Based in Chicago, Omerisms is a blog by Omer Abdullah. His posts explore Ideas, perspectives and points of view across business, sales, marketing, life and (sometimes) football (the real kind).

When Not Having Enough Is A Good Thing

When Not Having Enough Is A Good Thing

pixabay.com

pixabay.com

When I left consulting about a decade and a half ago, I went from an environment where I had plenty of support structures and resources at my disposal, to what was essentially me, a laptop and a desk in my home office.

It was a massive shift, and one that required me to rethink what I focused on and how I got things done.

Especially since we chose to bootstrap the business. As such, every dollar had to be carefully allocated and spent.

Which meant that I couldn’t rely on anyone to get things done for me, I’d have to figure it out for myself. Everything from sales to marketing to accounting to client issue resolution. From strategic stuff such as what messages to send out to a specific prospect, to tactical things such as how to get the best deal on a car rental for a business trip.

That’s what entrepreneurs sign up for when we decide to leave the confines of an established entity to go chase down a dream. It’s par for the course (unless you’re a well funded venture from the get-go).

And while it’s undoubtedly an arduous path, the bootstrappers’s poverty of resources is actually one of his or her biggest assets.
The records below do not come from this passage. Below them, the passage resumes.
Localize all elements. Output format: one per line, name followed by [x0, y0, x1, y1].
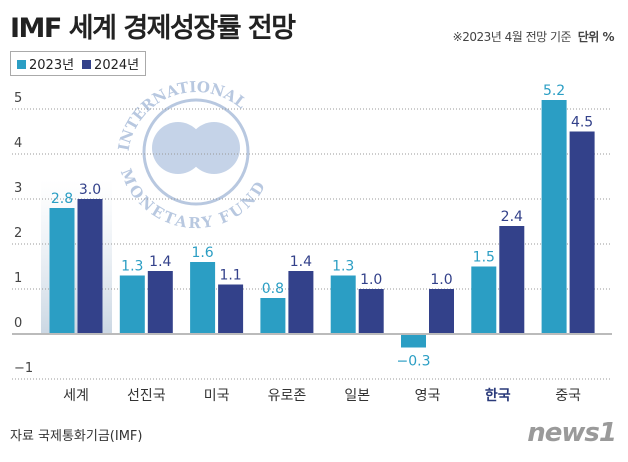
y-tick-label: 1 — [14, 271, 22, 286]
bar-2024 — [499, 226, 525, 334]
legend-item-2023: 2023년 — [17, 54, 74, 73]
imf-watermark-globe-right — [188, 122, 240, 174]
bar-2023 — [330, 275, 356, 334]
bar-2023 — [49, 208, 75, 334]
bar-2023 — [541, 100, 567, 334]
x-tick-label: 영국 — [415, 388, 441, 404]
imf-watermark-globe-left — [152, 122, 204, 174]
data-label: 1.0 — [360, 272, 382, 288]
bar-2024 — [358, 289, 384, 334]
bar-2023 — [401, 334, 426, 348]
y-tick-label: −1 — [14, 361, 33, 376]
bar-2024 — [288, 271, 314, 334]
bar-2024 — [218, 284, 244, 334]
legend-label-2024: 2024년 — [94, 58, 140, 73]
chart-title: IMF 세계 경제성장률 전망 — [10, 13, 296, 44]
data-label: 1.3 — [332, 259, 354, 275]
bar-2023 — [190, 262, 216, 334]
data-label: 1.0 — [430, 272, 452, 288]
data-label: 3.0 — [79, 182, 101, 198]
data-label: 1.4 — [290, 254, 312, 270]
x-tick-label: 세계 — [63, 388, 89, 404]
legend-item-2024: 2024년 — [82, 54, 139, 73]
legend-label-2023: 2023년 — [29, 58, 75, 73]
legend: 2023년 2024년 — [10, 51, 147, 76]
bar-2024 — [429, 289, 454, 334]
data-label: 4.5 — [571, 115, 593, 131]
bar-2023 — [260, 298, 286, 334]
news1-logo: news1 — [527, 418, 617, 448]
imf-watermark-ring — [142, 98, 250, 206]
bar-2023 — [471, 266, 497, 334]
data-label: −0.3 — [397, 354, 431, 370]
data-label: 1.5 — [473, 250, 495, 266]
chart-note: ※2023년 4월 전망 기준 단위 % — [452, 28, 615, 45]
unit-note: 단위 % — [577, 30, 615, 44]
data-label: 1.4 — [149, 254, 171, 270]
x-tick-label: 중국 — [555, 388, 581, 404]
x-tick-label: 유로존 — [268, 388, 307, 404]
y-tick-label: 2 — [14, 226, 22, 241]
y-tick-label: 3 — [14, 181, 22, 196]
data-label: 0.8 — [262, 281, 284, 297]
bar-2024 — [569, 131, 595, 334]
bar-2024 — [77, 199, 103, 334]
data-label: 2.8 — [51, 191, 73, 207]
x-tick-label: 한국 — [485, 388, 511, 404]
bar-2024 — [147, 271, 173, 334]
data-label: 1.6 — [191, 245, 213, 261]
y-tick-label: 0 — [14, 316, 22, 331]
x-tick-label: 미국 — [204, 388, 230, 404]
x-tick-label: 선진국 — [127, 388, 166, 404]
bar-2023 — [119, 275, 145, 334]
legend-swatch-2023 — [17, 60, 26, 69]
source-note: 자료 국제통화기금(IMF) — [10, 429, 143, 444]
data-label: 2.4 — [501, 209, 523, 225]
legend-swatch-2024 — [82, 60, 92, 69]
data-label: 1.1 — [219, 268, 241, 284]
x-tick-label: 일본 — [344, 388, 370, 404]
data-label: 1.3 — [121, 259, 143, 275]
basis-note: ※2023년 4월 전망 기준 — [452, 30, 572, 44]
data-label: 5.2 — [543, 83, 565, 99]
y-tick-label: 4 — [14, 136, 22, 151]
y-tick-label: 5 — [14, 91, 22, 106]
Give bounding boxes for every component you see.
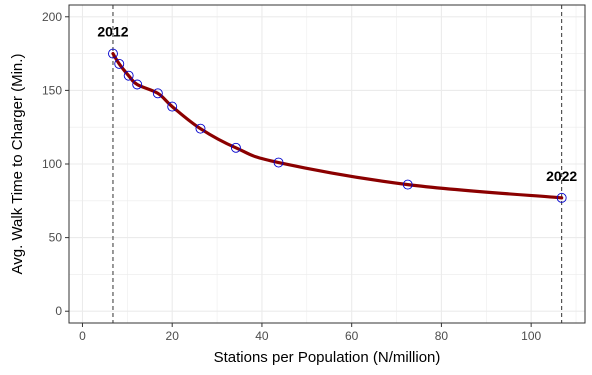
data-point bbox=[273, 157, 284, 168]
series-layer bbox=[111, 51, 564, 200]
x-tick-label: 60 bbox=[345, 329, 359, 343]
data-point bbox=[114, 58, 125, 69]
y-tick-label: 100 bbox=[42, 157, 62, 171]
data-point bbox=[195, 123, 206, 134]
data-point bbox=[402, 179, 413, 190]
data-point bbox=[230, 142, 241, 153]
grid-lines bbox=[69, 5, 585, 323]
data-point bbox=[556, 192, 567, 203]
data-point bbox=[132, 79, 143, 90]
y-tick-label: 200 bbox=[42, 10, 62, 24]
y-axis-title: Avg. Walk Time to Charger (Min.) bbox=[9, 54, 26, 275]
y-tick-label: 0 bbox=[55, 304, 62, 318]
marker-layer bbox=[108, 48, 567, 203]
y-tick-label: 150 bbox=[42, 83, 62, 97]
annotation-label: 2022 bbox=[546, 168, 577, 184]
data-point bbox=[152, 88, 163, 99]
x-tick-label: 0 bbox=[79, 329, 86, 343]
x-tick-label: 80 bbox=[435, 329, 449, 343]
annotations: 2012 2022 bbox=[97, 24, 577, 184]
y-tick-label: 50 bbox=[49, 231, 63, 245]
series-line bbox=[111, 51, 564, 200]
annotation-label: 2012 bbox=[97, 24, 128, 40]
x-tick-label: 20 bbox=[166, 329, 180, 343]
data-point bbox=[167, 101, 178, 112]
x-tick-label: 100 bbox=[521, 329, 541, 343]
data-point bbox=[108, 48, 118, 59]
x-tick-label: 40 bbox=[255, 329, 269, 343]
data-point bbox=[123, 70, 134, 81]
x-axis-title: Stations per Population (N/million) bbox=[214, 349, 441, 366]
axis-ticks: 0 20 40 60 80 100 0 50 100 150 200 bbox=[42, 10, 542, 343]
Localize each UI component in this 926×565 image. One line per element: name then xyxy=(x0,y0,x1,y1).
When you don’t have an accounting team to carry your load, you’re forced to learn the fundamentals of how the accounts are pulled together, and every line item that impacts your profitability.

When you don’t have a marketing team, you’re forced to think hard about the types of cost-effective (or free) marketing tools you can leverage, the content you need to produce and how each cog in that marketing wheel tangibly drives sales (or doesn’t).

When you don’t have a lead generation engine, you’re forced to think creatively about how you reach out to clients, what you say, how you show value and how you need to work to close a deal.

It is, in fact, the entrepreneur’s poverty of resource that drives efficiency, that drives innovation, that forces one to usurp the status quo.

It’s what ensures that the entrepreneur develops a fundamental, intrinsic understanding of the business, so that when the business does scale and grow (to whatever extent they want it to), they know what they’re delegating, outsourcing and out-tasking. They know what it takes to get things done.

In this sense, not having enough isn’t a bad thing. It’s a forcing mechanism - one that ensures careful self-selection of those committed to the cause versus those who don’t. It’s a mechanism for discipline, ensuring that you’re focused on maximum impact for the effort that you’re putting in. It’s a mechanism for efficiency and, at the same time, creativity, as you try and wring maximum value out of every last dollar.

The bottom line is, poverty of resource is an essential aspect of the entrepreneurial journey. And far from being a crutch, it is actually one of the entrepreneur’s biggest strengths.